Uwaga!

Zapis stenograficzny jest tekstem nieautoryzowanym.

Zapis stenograficzny (1379) z 202. posiedzenia

Komisji Ustawodawstwa i Praworządności

w dniu 7 lipca 2004 r.

Porządek obrad:

  1. Rozpatrzenie wniosków zgłoszonych na 66. posiedzeniu Senatu do ustawy o skardze na naruszenie prawa strony do rozpoznania sprawy w postępowaniu sądowym bez nieuzasadnionej zwłoki.

(Początek posiedzenia o godzinie 20 minut 39)

(Posiedzeniu przewodniczy przewodnicząca Teresa Liszcz)

Przewodnicząca Teresa Liszcz:

Otwieram posiedzenie Komisji Ustawodawstwa i Praworządności, zwołane za sprawą pana senatora Jurgiela. Będzie ono poświęcone rozpatrzeniu poprawki do ustawy o skardze na naruszenie prawa strony do rozpoznania sprawy w postępowaniu sądowym bez nieuzasadnionej zwłoki.

Na wstępie proponuję, żebyśmy zagłosowali nad poprawką zgłoszoną przez nas.

Kto z państwa jest za? (5)

Jednogłośnie za.

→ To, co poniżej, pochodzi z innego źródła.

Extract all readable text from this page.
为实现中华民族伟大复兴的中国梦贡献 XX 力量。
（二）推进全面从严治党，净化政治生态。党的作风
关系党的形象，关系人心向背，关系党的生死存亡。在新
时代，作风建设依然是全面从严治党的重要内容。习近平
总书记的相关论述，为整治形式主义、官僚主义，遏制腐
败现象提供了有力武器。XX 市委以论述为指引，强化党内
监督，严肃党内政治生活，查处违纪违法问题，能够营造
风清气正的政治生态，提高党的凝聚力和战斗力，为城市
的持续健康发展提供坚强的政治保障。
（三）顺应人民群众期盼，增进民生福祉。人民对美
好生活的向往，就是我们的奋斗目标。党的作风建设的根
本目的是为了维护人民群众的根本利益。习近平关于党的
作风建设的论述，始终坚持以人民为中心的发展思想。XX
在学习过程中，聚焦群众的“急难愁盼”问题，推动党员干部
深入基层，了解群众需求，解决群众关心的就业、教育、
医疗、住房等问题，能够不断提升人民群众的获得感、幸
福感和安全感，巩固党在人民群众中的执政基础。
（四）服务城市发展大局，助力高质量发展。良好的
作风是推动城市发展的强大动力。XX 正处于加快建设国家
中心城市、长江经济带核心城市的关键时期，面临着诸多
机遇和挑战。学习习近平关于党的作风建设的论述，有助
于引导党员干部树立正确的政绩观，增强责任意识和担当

Dziękuję bardzo.

A teraz muszę zajrzeć do tekstu, aby przypomnieć sobie na czym polega poprawka druga, do art. 17. Chodzi pewnie o jakąś opłatę. Tak, 50 zł zamiast 100 zł.

Główny Specjalista do spraw Legislacji w Biurze Legislacyjnym w Kancelarii Senatu Aleksandra Skorupka:

Poprawka ta polega na zmniejszeniu o połowę opłaty, jaką uiszcza się za wniesienie skargi na przewlekłość postępowania.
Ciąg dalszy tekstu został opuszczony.